My old science lab building was exactly the same. I swear it’s like stepping back into 1974. I spied on a physics lecture and knew where the bathroom was and just sort of soaked up all the ambient brain power. Then it was off to the campus bookstore. Penn’s bookstore was totally redone (more of my outrageous tuition at work) into a huge Barnes & Noble. Last time I visited, they didn’t have any of my books. It felt really good to go in there and see all of them displayed on a table. You know those Sarah Dessen recommendations I linked to last time? They were all on display, with a special sign and everything! Even the Center City B&N had a sweet endcap:

Sarah Dessen Recommends endcap

One more thing about Penn, just because I’m obsessed with nostalgia. It’s a secret. If you’ve read Take Me There, you may remember the whole sidewalk chalk thing in front of the school. That message Rhiannon writes? Is actually based on a very similar sidewalk chalk message I wrote to my TA in college. And this is the exact place I wrote it:

Sidewalk chalk inspiration for Take Me There by Susane Colasanti

I remember that night, sneaking over with my friend Jordi, our flashlights, and a big pack of sidewalk chalk. I had a big crush on my TA and thought the sidewalk chalk message would win him over. That’s so not what happened. When the dean saw what I wrote, he thought it was a bomb threat. Or that’s what I heard. Like Rhiannon, I didn’t sign my name and wasn’t there the next day to see people’s reactions. Whatever. The important thing is that I took a chance. If we never try, we’ll never know.
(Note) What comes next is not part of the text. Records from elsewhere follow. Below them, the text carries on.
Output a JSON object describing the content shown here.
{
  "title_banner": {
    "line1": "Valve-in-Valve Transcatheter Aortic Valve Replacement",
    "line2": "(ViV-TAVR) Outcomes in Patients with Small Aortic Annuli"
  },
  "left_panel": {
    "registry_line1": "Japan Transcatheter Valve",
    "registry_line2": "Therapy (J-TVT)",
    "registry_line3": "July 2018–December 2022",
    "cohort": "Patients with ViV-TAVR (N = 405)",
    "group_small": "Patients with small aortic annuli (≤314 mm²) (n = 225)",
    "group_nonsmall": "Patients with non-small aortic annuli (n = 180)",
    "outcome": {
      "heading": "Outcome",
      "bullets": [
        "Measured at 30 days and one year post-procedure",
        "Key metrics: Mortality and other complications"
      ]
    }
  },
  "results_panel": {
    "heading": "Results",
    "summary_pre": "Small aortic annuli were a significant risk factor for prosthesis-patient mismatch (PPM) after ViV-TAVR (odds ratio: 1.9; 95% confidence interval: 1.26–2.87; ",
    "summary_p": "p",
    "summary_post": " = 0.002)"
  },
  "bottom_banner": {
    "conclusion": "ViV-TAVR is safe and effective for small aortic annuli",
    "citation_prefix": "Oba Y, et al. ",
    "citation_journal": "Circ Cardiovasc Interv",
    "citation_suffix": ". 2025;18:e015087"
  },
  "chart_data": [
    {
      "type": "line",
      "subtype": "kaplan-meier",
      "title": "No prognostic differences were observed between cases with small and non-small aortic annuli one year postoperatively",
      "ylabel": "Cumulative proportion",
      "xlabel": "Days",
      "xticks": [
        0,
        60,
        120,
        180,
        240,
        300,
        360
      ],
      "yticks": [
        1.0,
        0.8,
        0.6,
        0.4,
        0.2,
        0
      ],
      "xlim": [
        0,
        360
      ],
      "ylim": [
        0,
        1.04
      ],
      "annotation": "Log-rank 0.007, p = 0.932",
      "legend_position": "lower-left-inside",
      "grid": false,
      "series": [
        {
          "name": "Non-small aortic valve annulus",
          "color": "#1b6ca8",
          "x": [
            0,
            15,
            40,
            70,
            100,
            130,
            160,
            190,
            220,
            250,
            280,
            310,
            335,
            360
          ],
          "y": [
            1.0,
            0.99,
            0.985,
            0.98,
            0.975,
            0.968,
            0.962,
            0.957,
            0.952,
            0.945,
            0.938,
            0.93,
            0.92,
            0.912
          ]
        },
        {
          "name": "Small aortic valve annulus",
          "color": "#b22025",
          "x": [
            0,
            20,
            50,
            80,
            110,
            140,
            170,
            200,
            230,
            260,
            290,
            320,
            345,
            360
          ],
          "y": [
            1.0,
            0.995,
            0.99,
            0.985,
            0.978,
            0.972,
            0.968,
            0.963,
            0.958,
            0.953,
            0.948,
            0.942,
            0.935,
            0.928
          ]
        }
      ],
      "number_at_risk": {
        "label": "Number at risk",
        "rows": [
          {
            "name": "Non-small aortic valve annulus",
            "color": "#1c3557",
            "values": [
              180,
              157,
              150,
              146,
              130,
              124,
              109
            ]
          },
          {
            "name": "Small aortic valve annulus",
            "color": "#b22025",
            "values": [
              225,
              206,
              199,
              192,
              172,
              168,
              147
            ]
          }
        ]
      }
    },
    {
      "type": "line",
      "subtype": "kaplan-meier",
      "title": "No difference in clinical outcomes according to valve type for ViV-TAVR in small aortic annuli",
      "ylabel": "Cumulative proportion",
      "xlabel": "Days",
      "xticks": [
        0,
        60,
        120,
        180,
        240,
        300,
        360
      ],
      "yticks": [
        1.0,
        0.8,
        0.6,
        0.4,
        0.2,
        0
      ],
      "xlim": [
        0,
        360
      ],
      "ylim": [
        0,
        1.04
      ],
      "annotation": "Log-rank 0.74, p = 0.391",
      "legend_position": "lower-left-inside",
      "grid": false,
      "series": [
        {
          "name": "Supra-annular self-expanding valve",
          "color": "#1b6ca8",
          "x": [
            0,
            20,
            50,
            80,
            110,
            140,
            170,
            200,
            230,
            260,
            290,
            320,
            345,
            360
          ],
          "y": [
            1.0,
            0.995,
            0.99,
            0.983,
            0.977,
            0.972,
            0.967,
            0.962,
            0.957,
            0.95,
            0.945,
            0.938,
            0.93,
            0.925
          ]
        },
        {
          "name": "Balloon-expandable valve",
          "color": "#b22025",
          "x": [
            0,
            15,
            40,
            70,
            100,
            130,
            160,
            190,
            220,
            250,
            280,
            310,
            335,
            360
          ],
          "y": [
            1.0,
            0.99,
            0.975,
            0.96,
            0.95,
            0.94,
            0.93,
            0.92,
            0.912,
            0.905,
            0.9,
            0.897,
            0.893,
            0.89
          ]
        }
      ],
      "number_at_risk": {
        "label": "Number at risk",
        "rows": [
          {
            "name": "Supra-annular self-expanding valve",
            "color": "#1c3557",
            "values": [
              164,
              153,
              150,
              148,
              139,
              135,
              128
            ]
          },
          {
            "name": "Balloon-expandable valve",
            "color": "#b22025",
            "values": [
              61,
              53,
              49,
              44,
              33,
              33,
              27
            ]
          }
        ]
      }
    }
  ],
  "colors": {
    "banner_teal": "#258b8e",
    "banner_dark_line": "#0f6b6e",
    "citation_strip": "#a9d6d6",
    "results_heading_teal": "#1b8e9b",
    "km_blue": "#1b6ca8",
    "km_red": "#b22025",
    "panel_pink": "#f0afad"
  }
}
The main reason I went to Philly was for John Mayer’s concert. It was a different experience for me. When I see John, I’m usually in the front or second row. But this time my friend Mike scored us tickets farther back on the floor. It was cool to be part of the crowd more and to see all the graphics clearly, instead of being so close that it’s hard to tell what patterns the lights are forming. I loved when John played “In Your Eyes.” And before the show we got to watch him play basketball out back. It was a good night.